Fresh coats of paint and fresh faces of leadership are arriving at Jack Harwell Detention Center, two months ahead of the Oct. 1 takeover by McLennan County Sheriff’s Office officials.
McLennan County Jail inmates began laying down primer and painting dormitory cells at Harwell on Monday, following work this month to clean the cells. Staff promotions and plans for new administrative rankings for Harwell have fallen into place as McLennan County prepares to reclaim the jail from a private contractor.
“I think we will be ready,” said Major Ricky Armstrong, jail administrator. “We’ve been working to get staff in place and get the jail cleaned up so it is fresh and ready for us to move in to the jail.”
On midnight Sunday, a total of 768 inmates were housed at McLennan County Jail. Harwell housed 574 inmates, including 335 McLennan County inmates and 202 federal inmates.

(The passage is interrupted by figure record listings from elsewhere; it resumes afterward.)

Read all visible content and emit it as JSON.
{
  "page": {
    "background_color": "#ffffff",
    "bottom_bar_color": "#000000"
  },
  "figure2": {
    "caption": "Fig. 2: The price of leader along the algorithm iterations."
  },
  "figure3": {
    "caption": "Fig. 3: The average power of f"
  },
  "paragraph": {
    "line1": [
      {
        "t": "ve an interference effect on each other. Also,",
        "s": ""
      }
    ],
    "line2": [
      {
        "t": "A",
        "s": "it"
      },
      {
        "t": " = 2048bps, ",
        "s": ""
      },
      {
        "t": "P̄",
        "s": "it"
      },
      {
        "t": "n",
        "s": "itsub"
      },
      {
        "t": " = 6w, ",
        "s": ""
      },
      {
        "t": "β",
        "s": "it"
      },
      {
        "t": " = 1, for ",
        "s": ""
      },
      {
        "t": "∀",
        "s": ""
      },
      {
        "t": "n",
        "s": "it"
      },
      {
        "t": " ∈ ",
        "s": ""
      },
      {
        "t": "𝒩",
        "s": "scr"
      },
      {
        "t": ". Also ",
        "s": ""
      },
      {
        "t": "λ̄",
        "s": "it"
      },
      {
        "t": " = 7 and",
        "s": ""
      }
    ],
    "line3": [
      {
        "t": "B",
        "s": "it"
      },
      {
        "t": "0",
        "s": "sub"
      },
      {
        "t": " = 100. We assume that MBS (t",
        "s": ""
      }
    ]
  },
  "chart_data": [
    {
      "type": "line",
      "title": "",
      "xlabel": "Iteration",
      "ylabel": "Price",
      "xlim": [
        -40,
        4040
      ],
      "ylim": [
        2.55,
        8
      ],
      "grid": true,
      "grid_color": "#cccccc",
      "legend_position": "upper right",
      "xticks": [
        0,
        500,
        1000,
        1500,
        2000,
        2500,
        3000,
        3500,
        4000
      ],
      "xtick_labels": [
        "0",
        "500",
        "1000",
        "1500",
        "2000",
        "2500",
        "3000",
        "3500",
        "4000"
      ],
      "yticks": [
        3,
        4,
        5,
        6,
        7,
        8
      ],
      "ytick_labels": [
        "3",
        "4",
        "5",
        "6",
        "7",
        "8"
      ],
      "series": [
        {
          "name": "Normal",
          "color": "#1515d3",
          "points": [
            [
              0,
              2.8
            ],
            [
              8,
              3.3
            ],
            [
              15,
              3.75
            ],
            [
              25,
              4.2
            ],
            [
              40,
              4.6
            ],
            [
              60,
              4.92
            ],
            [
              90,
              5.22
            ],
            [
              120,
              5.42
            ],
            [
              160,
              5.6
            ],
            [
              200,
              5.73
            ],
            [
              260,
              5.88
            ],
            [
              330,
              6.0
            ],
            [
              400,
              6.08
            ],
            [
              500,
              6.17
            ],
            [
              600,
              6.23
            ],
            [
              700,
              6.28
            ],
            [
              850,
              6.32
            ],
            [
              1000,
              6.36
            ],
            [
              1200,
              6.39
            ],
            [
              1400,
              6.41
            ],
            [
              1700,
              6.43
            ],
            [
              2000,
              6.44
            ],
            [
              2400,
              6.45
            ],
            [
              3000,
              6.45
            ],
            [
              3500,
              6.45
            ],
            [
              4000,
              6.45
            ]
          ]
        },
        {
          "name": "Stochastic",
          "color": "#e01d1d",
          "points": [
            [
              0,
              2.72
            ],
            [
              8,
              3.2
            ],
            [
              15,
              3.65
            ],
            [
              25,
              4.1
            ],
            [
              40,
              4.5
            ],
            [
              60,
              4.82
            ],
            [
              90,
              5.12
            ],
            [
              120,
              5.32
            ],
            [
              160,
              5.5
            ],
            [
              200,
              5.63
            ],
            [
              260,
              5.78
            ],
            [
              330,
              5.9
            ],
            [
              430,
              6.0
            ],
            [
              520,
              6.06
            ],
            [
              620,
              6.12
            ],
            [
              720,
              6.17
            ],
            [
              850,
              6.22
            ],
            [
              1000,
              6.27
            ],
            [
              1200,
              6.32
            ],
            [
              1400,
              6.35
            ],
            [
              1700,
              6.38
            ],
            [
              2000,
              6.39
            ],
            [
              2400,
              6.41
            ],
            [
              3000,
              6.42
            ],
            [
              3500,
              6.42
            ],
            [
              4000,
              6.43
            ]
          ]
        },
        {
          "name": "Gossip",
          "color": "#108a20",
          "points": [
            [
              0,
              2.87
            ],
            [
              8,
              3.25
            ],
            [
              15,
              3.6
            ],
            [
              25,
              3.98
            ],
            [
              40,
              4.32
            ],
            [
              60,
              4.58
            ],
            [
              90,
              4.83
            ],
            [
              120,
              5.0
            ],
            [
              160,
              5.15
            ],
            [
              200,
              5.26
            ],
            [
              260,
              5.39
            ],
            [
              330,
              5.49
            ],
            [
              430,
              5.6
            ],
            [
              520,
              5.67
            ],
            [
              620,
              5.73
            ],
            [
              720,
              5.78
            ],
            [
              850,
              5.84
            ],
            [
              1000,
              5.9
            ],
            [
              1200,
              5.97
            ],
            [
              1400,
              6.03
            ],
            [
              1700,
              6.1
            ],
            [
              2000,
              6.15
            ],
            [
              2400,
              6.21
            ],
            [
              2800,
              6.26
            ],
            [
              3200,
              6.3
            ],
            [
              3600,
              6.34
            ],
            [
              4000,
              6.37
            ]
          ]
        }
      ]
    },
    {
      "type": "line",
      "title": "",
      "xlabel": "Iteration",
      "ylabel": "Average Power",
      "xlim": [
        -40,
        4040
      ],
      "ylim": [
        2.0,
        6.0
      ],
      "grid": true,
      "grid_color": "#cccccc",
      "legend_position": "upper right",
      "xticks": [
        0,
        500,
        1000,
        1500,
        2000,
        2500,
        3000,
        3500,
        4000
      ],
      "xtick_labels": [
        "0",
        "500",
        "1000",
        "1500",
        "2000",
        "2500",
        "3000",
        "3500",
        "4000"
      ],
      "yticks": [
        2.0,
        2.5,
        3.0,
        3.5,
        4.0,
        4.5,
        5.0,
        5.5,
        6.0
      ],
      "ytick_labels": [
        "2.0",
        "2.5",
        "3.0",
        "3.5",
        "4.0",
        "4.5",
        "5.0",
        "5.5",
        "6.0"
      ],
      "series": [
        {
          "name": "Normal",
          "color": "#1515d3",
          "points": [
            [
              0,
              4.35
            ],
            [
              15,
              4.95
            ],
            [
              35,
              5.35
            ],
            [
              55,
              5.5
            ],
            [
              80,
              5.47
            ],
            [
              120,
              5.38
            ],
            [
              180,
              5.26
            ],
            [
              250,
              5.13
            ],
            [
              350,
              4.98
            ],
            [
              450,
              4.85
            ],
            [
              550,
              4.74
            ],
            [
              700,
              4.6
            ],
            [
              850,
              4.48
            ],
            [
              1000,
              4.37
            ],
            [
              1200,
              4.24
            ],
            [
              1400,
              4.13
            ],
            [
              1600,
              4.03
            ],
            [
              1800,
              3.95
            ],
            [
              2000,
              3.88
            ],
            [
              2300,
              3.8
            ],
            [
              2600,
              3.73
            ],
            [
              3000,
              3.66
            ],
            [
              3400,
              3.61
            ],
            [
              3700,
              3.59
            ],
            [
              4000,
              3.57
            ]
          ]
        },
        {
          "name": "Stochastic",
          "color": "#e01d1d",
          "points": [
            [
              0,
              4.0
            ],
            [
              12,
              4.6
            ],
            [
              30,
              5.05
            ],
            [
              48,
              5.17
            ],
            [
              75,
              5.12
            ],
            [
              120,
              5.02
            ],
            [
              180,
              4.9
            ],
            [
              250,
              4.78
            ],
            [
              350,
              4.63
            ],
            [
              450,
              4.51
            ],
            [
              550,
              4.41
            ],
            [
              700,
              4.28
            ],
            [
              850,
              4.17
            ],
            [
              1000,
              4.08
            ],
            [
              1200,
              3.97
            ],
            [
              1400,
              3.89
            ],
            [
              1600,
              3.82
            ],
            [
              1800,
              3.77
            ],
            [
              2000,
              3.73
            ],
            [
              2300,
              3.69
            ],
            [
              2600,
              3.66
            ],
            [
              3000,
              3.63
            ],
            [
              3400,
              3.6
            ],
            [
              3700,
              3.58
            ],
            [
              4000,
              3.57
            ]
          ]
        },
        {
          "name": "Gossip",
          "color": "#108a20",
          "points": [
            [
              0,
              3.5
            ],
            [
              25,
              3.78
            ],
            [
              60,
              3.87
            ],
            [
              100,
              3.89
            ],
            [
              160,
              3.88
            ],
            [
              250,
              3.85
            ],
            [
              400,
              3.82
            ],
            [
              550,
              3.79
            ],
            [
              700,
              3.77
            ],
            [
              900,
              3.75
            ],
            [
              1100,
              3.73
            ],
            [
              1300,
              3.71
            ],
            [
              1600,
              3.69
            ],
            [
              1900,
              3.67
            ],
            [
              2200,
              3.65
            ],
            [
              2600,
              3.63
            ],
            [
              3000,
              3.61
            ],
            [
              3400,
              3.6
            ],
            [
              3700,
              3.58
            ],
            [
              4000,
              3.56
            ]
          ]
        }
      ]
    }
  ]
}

Harwell was built in 2010 and was controlled by Louisiana-based, for-profit LaSalle Corrections. The jail will be operated by the McLennan County Sheriff’s Office on Oct. 1 after LaSalle opted not to renew its contract with the county in May.
The decision not to renew the contract came after the county first saw an increase in payments made to LaSalle last year, from about $6.1 million to $8 million. LaSalle failed three Texas Commission of Jail Standards inspections in August 2018, November 2018 and last March, resulting in the state placing a remedial order on the facility.
Armstrong, who has overseen operations at the McLennan County Jail since 2015, was promoted from a captain to the rank of major in preparation to oversee both jails by October. He said Sheriff Parnell McNamara promoted a new administration team to oversee 115 employees, including jailers, medical staff and civilians at the Harwell facility.
“The sheriff asked the (McLennan County Commissioners) Court to change the rank structure to address the double responsibility, double amount of inmate capacity,” Armstrong said.
Mike Garrett, a former lieutenant at the county jail, was promoted to captain and will oversee Harwell jail. His colleague, Karen Anderson, was promoted from lieutenant to captain and will act as an assistant jail administrator at McLennan County Jail.
“Oh, I think there will be a little separation anxiety, but we are still going to work together, just be in separate buildings,” Garrett said.
Additional staff promotions were made this month, including promoting five former jail sergeants to lieutenants, including John Phillips, Casey Boehme, Joel Barrientos and Sue Tweedle. Lieutenants will be split between the two jails to help control any issues that may arise after the transition.
Harwell staff was placed back in compliance in May, shortly after the decision was made to turn control back to the council. Garrett said his plans include keeping Harwell in compliance.
“I am very excited for the challenge, I want to keep it flowing to keep up with inspections and keeping it in compliance,” he said. “We are going to run it as efficiently as we can. Compliance has been an issue, so we need to get everything cleaned up and keep it in compliance.”
McLennan County trusty inmates worked at the neighboring jail that is connected to Harwell through its kitchen. Armstrong said while the takeover is a lot of work, he believes the staff in place for both facilities will be a success.
“This week we are cleaning the cells that are empty, doing some painting and some light maintenance work just to get the Harwell jail looking better,” Armstrong said. “I don’t know if we will have it all painted before Oct. 1 when we move in, but we will be able to move inmates to get the rest of it painted as soon as possible.
County staff plans to expand mental health services with the move into Harwell and offer reintegration programs. He said it may take six months to a year to establish programs and get them running, but the move will be a benefit.
“I think we will definitely be ready for October, I think,” Armstrong said.